16-07-2014, 04:52 PM
(16-07-2014, 01:59 PM)AnnieBL Wrote:(16-07-2014, 12:08 PM)ClaraKay Wrote: I'm prepared psychologically to build a new life around my transition if that is what's required. I hope I'm accepted as Clara, though, so that my family remains an important part of my life, but if I'm rejected, so be it. The only person who really matters to me is my wife, and she is with me all the way.
My guess is that I'll be tolerated by my family in the short term, and gradually be embraced for who I have always been.
Clara
I don't think I am (yet?) prepared to build an entirely new life.

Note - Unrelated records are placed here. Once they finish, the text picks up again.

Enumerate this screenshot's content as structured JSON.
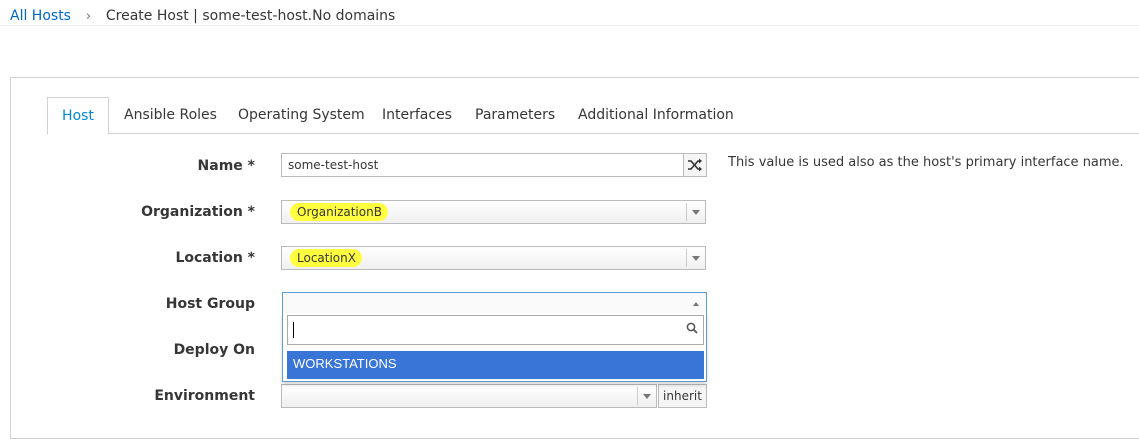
{
  "breadcrumb": {
    "root": "All Hosts",
    "separator": "›",
    "current": "Create Host | some-test-host.No domains"
  },
  "tabs": [
    "Host",
    "Ansible Roles",
    "Operating System",
    "Interfaces",
    "Parameters",
    "Additional Information"
  ],
  "active_tab": "Host",
  "form": {
    "name": {
      "label": "Name *",
      "value": "some-test-host",
      "help": "This value is used also as the host's primary interface name."
    },
    "organization": {
      "label": "Organization *",
      "value": "OrganizationB"
    },
    "location": {
      "label": "Location *",
      "value": "LocationX"
    },
    "host_group": {
      "label": "Host Group",
      "value": "",
      "search_value": "",
      "options": [
        "WORKSTATIONS"
      ]
    },
    "deploy_on": {
      "label": "Deploy On"
    },
    "environment": {
      "label": "Environment",
      "value": "",
      "inherit_label": "inherit"
    }
  },
  "colors": {
    "link": "#0066cc",
    "active_tab": "#0088ce",
    "highlight": "#ffff40",
    "selected_option": "#3875d7",
    "focus_border": "#5b9dd9"
  },
  "icons": [
    "shuffle-icon",
    "search-icon",
    "chevron-down-icon",
    "chevron-up-icon"
  ]
}
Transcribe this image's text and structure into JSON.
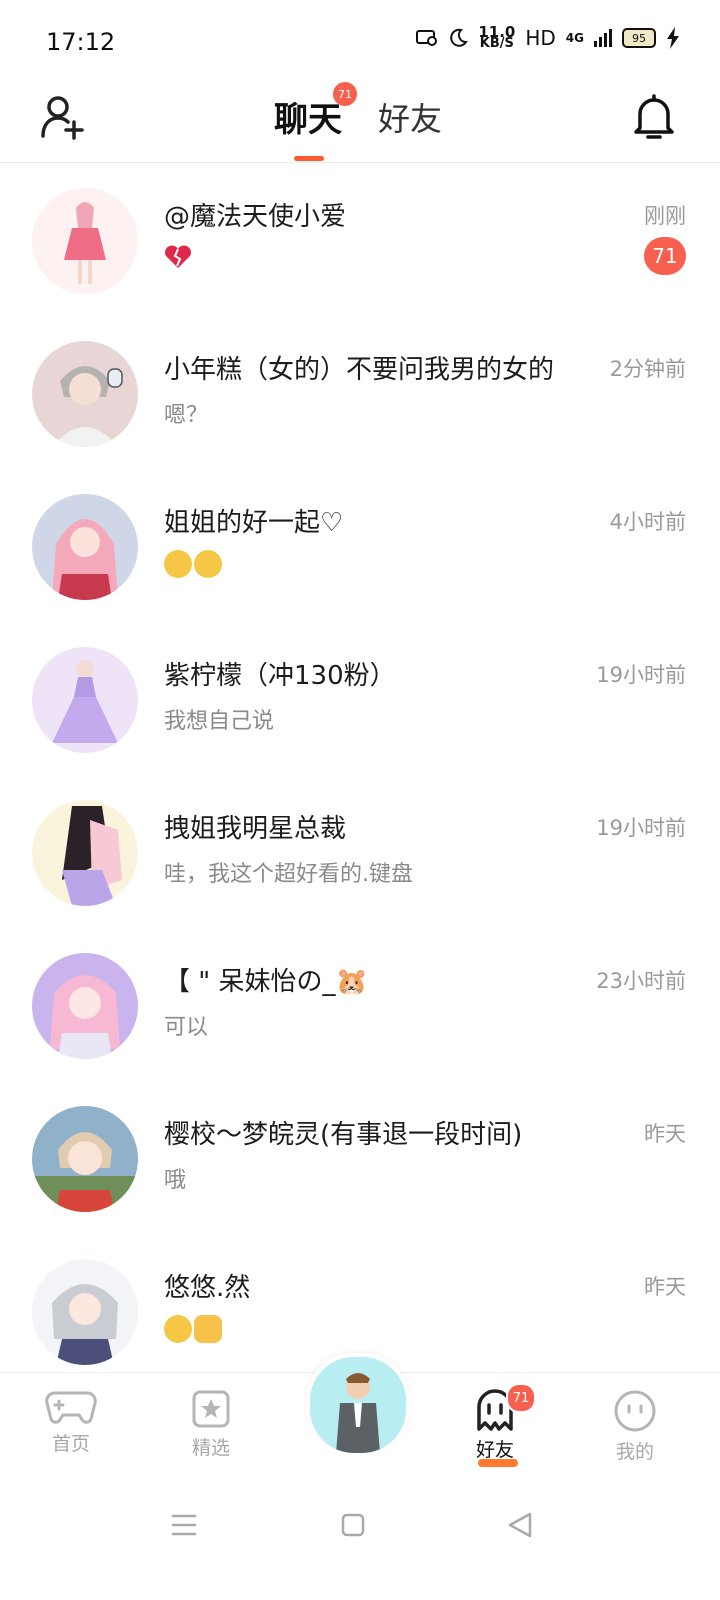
{
  "status_bar": {
    "time": "17:12",
    "speed_value": "11.0",
    "speed_unit": "KB/S",
    "hd": "HD",
    "network": "4G",
    "battery": "95"
  },
  "header": {
    "tab_chat": "聊天",
    "tab_chat_badge": "71",
    "tab_friends": "好友"
  },
  "chats": [
    {
      "name": "@魔法天使小爱",
      "preview": "",
      "time": "刚刚",
      "badge": "71"
    },
    {
      "name": "小年糕（女的）不要问我男的女的",
      "preview": "嗯？",
      "time": "2分钟前"
    },
    {
      "name": "姐姐的好一起♡",
      "preview": "",
      "time": "4小时前"
    },
    {
      "name": "紫柠檬（冲130粉）",
      "preview": "我想自己说",
      "time": "19小时前"
    },
    {
      "name": "拽姐我明星总裁",
      "preview": "哇，我这个超好看的.键盘",
      "time": "19小时前"
    },
    {
      "name": "【 \" 呆妹怡の_🐹",
      "preview": "可以",
      "time": "23小时前"
    },
    {
      "name": "樱校～梦皖灵(有事退一段时间)",
      "preview": "哦",
      "time": "昨天"
    },
    {
      "name": "悠悠.然",
      "preview": "",
      "time": "昨天"
    }
  ],
  "bottom_nav": {
    "home": "首页",
    "featured": "精选",
    "friends": "好友",
    "friends_badge": "71",
    "mine": "我的"
  },
  "colors": {
    "accent": "#ff5b2e",
    "badge": "#f7604f"
  }
}
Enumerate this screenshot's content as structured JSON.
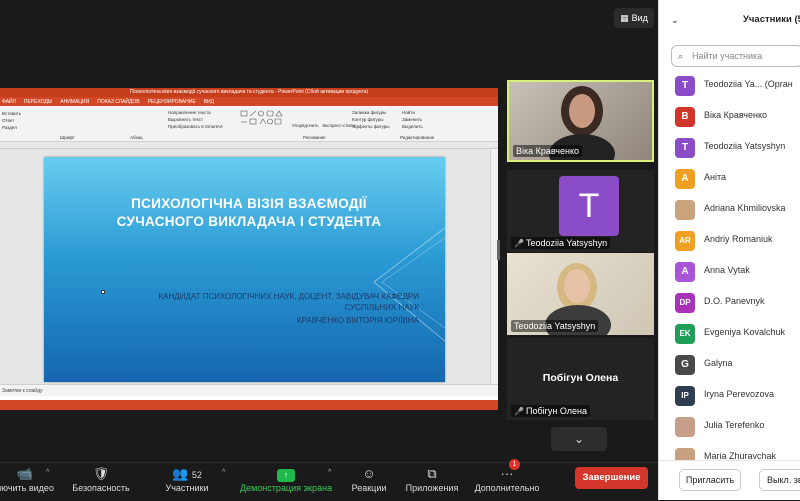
{
  "top_bar": {
    "view_label": "Вид"
  },
  "ppt": {
    "window_title": "Психологічна візія взаємодії сучасного викладача та студента - PowerPoint (Сбой активации продукта)",
    "tabs": [
      "ФАЙЛ",
      "ПЕРЕХОДЫ",
      "АНИМАЦИЯ",
      "ПОКАЗ СЛАЙДОВ",
      "РЕЦЕНЗИРОВАНИЕ",
      "ВИД"
    ],
    "ribbon": {
      "paste": "Вставить",
      "cut": "Ответ",
      "copy": "Обновить",
      "section": "Раздел",
      "group_clipboard": "Шрифт",
      "group_paragraph": "Абзац",
      "group_drawing": "Рисование",
      "group_editing": "Редактирование",
      "text_direction": "Направление текста",
      "align_text": "Выровнять текст",
      "convert_smartart": "Преобразовать в SmartArt",
      "arrange": "Упорядочить",
      "quick_styles": "Экспресс-стили",
      "shape_fill": "Заливка фигуры",
      "shape_outline": "Контур фигуры",
      "shape_effects": "Эффекты фигуры",
      "find": "Найти",
      "replace": "Заменить",
      "select": "Выделить"
    },
    "slide": {
      "title_line1": "ПСИХОЛОГІЧНА ВІЗІЯ ВЗАЄМОДІЇ",
      "title_line2": "СУЧАСНОГО ВИКЛАДАЧА І СТУДЕНТА",
      "sub_line1": "КАНДИДАТ ПСИХОЛОГІЧНИХ НАУК, ДОЦЕНТ, ЗАВІДУВАЧ КАФЕДРИ",
      "sub_line2": "СУСПІЛЬНИХ НАУК",
      "sub_line3": "КРАВЧЕНКО ВІКТОРІЯ ЮРІЇВНА"
    },
    "notes_placeholder": "Заметки к слайду"
  },
  "gallery": {
    "tiles": [
      {
        "name": "Віка Кравченко",
        "muted": false
      },
      {
        "name": "Teodoziia Yatsyshyn",
        "muted": true,
        "avatar_letter": "T"
      },
      {
        "name": "Teodoziia Yatsyshyn",
        "muted": false
      },
      {
        "name": "Побігун Олена",
        "muted": true,
        "center_name": "Побігун Олена"
      }
    ]
  },
  "toolbar": {
    "video": "Включить видео",
    "security": "Безопасность",
    "participants": "Участники",
    "participants_count": "52",
    "share": "Демонстрация экрана",
    "reactions": "Реакции",
    "apps": "Приложения",
    "more": "Дополнительно",
    "more_badge": "1",
    "end": "Завершение"
  },
  "panel": {
    "title": "Участники (5",
    "search_placeholder": "Найти участника",
    "participants": [
      {
        "initials": "T",
        "name": "Teodoziia Ya...  (Орган",
        "color": "#8b4cc7"
      },
      {
        "initials": "В",
        "name": "Віка Кравченко",
        "color": "#d0352a"
      },
      {
        "initials": "T",
        "name": "Teodoziia Yatsyshyn",
        "color": "#8b4cc7"
      },
      {
        "initials": "А",
        "name": "Аніта",
        "color": "#f0a020"
      },
      {
        "initials": "",
        "name": "Adriana Khmiliovska",
        "color": "#caa27c"
      },
      {
        "initials": "AR",
        "name": "Andriy Romaniuk",
        "color": "#f0a020"
      },
      {
        "initials": "A",
        "name": "Anna Vytak",
        "color": "#a855d8"
      },
      {
        "initials": "DP",
        "name": "D.O. Panevnyk",
        "color": "#a833b8"
      },
      {
        "initials": "EK",
        "name": "Evgeniya Kovalchuk",
        "color": "#1f9e5a"
      },
      {
        "initials": "G",
        "name": "Galyna",
        "color": "#4a4a4a"
      },
      {
        "initials": "IP",
        "name": "Iryna Perevozova",
        "color": "#2c3e50"
      },
      {
        "initials": "",
        "name": "Julia Terefenko",
        "color": "#c69f8a"
      },
      {
        "initials": "",
        "name": "Maria Zhuravchak",
        "color": "#c9a07f"
      }
    ],
    "invite": "Пригласить",
    "mute_all": "Выкл. звук"
  }
}
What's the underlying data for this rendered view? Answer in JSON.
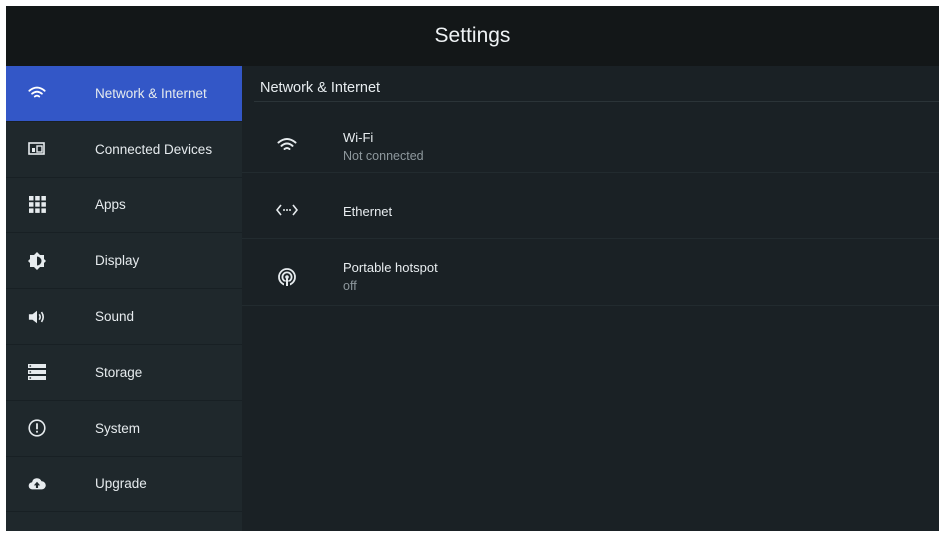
{
  "header": {
    "title": "Settings"
  },
  "sidebar": {
    "items": [
      {
        "label": "Network & Internet",
        "icon": "wifi-icon",
        "active": true
      },
      {
        "label": "Connected Devices",
        "icon": "connected-devices-icon",
        "active": false
      },
      {
        "label": "Apps",
        "icon": "apps-grid-icon",
        "active": false
      },
      {
        "label": "Display",
        "icon": "brightness-icon",
        "active": false
      },
      {
        "label": "Sound",
        "icon": "volume-icon",
        "active": false
      },
      {
        "label": "Storage",
        "icon": "storage-icon",
        "active": false
      },
      {
        "label": "System",
        "icon": "alert-circle-icon",
        "active": false
      },
      {
        "label": "Upgrade",
        "icon": "cloud-upload-icon",
        "active": false
      }
    ]
  },
  "main": {
    "section_title": "Network & Internet",
    "items": [
      {
        "title": "Wi-Fi",
        "subtitle": "Not connected",
        "icon": "wifi-icon"
      },
      {
        "title": "Ethernet",
        "subtitle": "",
        "icon": "ethernet-icon"
      },
      {
        "title": "Portable hotspot",
        "subtitle": "off",
        "icon": "hotspot-icon"
      }
    ]
  },
  "colors": {
    "active_item": "#3357c7",
    "sidebar_bg": "#1f282c",
    "content_bg": "#1a2125",
    "titlebar_bg": "#131718"
  }
}
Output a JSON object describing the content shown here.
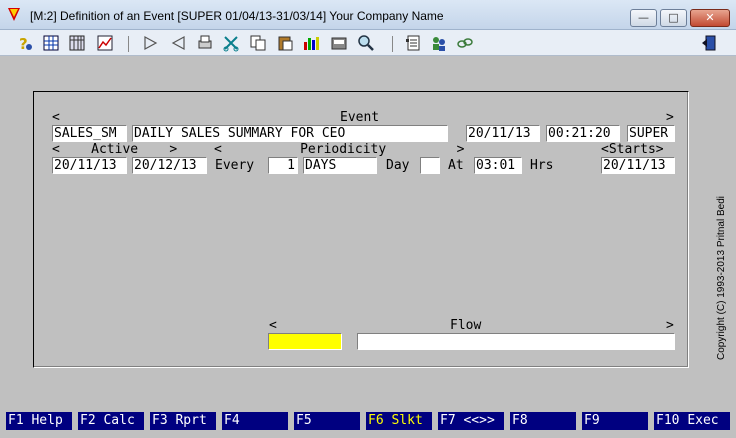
{
  "window": {
    "title": "[M:2]  Definition of an Event  [SUPER  01/04/13-31/03/14]  Your Company Name",
    "min_glyph": "—",
    "max_glyph": "□",
    "close_glyph": "✕"
  },
  "toolbar": {
    "icons": [
      "help-icon",
      "grid-icon",
      "table-icon",
      "chart-icon",
      "next-icon",
      "previous-icon",
      "print-icon",
      "cut-icon",
      "copy-icon",
      "paste-icon",
      "bar-chart-icon",
      "save-icon",
      "search-icon",
      "document-icon",
      "users-icon",
      "link-icon",
      "exit-icon"
    ]
  },
  "event_row": {
    "left_bracket": "<",
    "header": "Event",
    "right_bracket": ">",
    "code": "SALES_SM",
    "description": "DAILY SALES SUMMARY FOR CEO",
    "date": "20/11/13",
    "time": "00:21:20",
    "user": "SUPER"
  },
  "schedule_row": {
    "active_header": "<    Active    >",
    "periodicity_header": "<          Periodicity         >",
    "starts_header": "<Starts>",
    "active_from": "20/11/13",
    "active_to": "20/12/13",
    "every_label": "Every",
    "every_value": "1",
    "period_unit": "DAYS",
    "day_label": "Day",
    "day_value": "",
    "at_label": "At",
    "at_time": "03:01",
    "hrs_label": "Hrs",
    "starts": "20/11/13"
  },
  "flow": {
    "left_bracket": "<",
    "header": "Flow",
    "right_bracket": ">",
    "code_value": "",
    "flow_value": ""
  },
  "copyright": "Copyright (C) 1993-2013  Pritnal Bedi",
  "fkeys": [
    {
      "key": "F1",
      "label": "Help"
    },
    {
      "key": "F2",
      "label": "Calc"
    },
    {
      "key": "F3",
      "label": "Rprt"
    },
    {
      "key": "F4",
      "label": ""
    },
    {
      "key": "F5",
      "label": ""
    },
    {
      "key": "F6",
      "label": "Slkt"
    },
    {
      "key": "F7",
      "label": "<<>>"
    },
    {
      "key": "F8",
      "label": ""
    },
    {
      "key": "F9",
      "label": ""
    },
    {
      "key": "F10",
      "label": "Exec"
    }
  ],
  "colors": {
    "background": "#c0c0c0",
    "fkey_bar": "#000080",
    "highlight_field": "#ffff00"
  }
}
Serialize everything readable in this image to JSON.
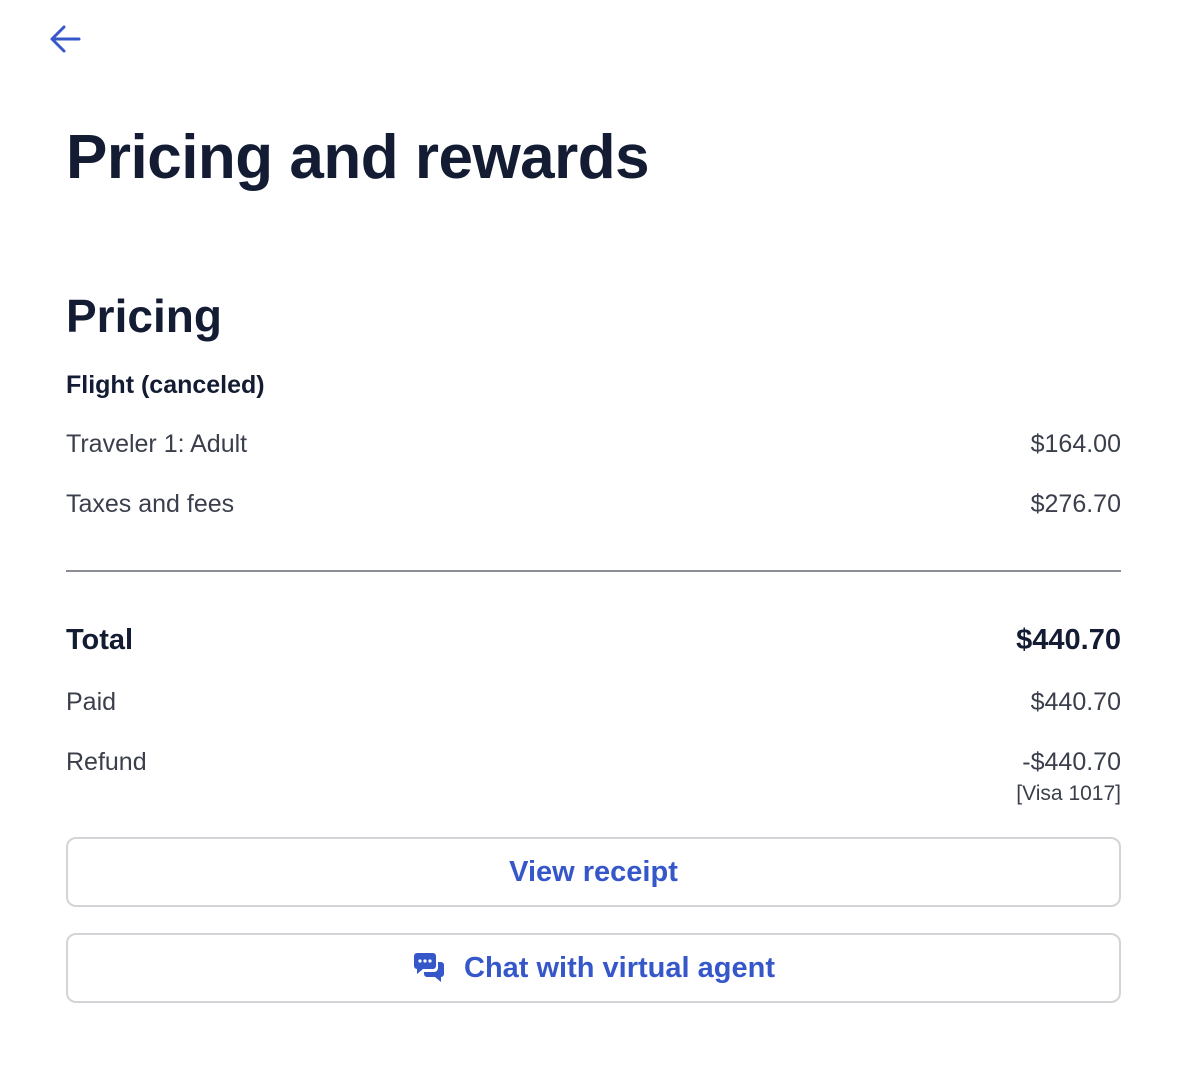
{
  "header": {
    "back_icon": "arrow-left-icon",
    "title": "Pricing and rewards"
  },
  "pricing": {
    "section_title": "Pricing",
    "flight_label": "Flight (canceled)",
    "line_items": [
      {
        "label": "Traveler 1: Adult",
        "amount": "$164.00"
      },
      {
        "label": "Taxes and fees",
        "amount": "$276.70"
      }
    ],
    "total": {
      "label": "Total",
      "amount": "$440.70"
    },
    "paid": {
      "label": "Paid",
      "amount": "$440.70"
    },
    "refund": {
      "label": "Refund",
      "amount": "-$440.70",
      "method": "[Visa 1017]"
    }
  },
  "actions": {
    "view_receipt_label": "View receipt",
    "chat_label": "Chat with virtual agent",
    "chat_icon": "chat-bubbles-icon"
  },
  "colors": {
    "accent": "#3557c9",
    "text_primary": "#131c33",
    "text_secondary": "#3a3f4b",
    "border": "#d2d4d8",
    "divider": "#8a8d94"
  }
}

Beyond my overriding love of my wife, who presently remains on an ambivalent seesaw in respect of my GI, I owe a great responsibility to the 'ready made family' that I took on when I invited her to join me in Canada nearly 35 years ago. I also can't see the medical profession as being keen to take on the responsibility of facilitating transition of someone of my age with my medical history.
I understand your reasoning, Annie. At what point does it stop making sense to transition based on one's age? I'm not far behind you in age and I have asked myself that question may times. My head says one thing --forget it, dude-- while my heart says another --go for it, princess...lol. I, fortunately, am in good health and have a family history of long life, so even my rationale mind admits that living another 20 years with GD is not the answer.
The U.S. medical system, for all its faults, is a blessing for me, as well. We have far few hurdles to jump to begin treatment by HRT than you folks in Canada. As long as you can pay for it, of course.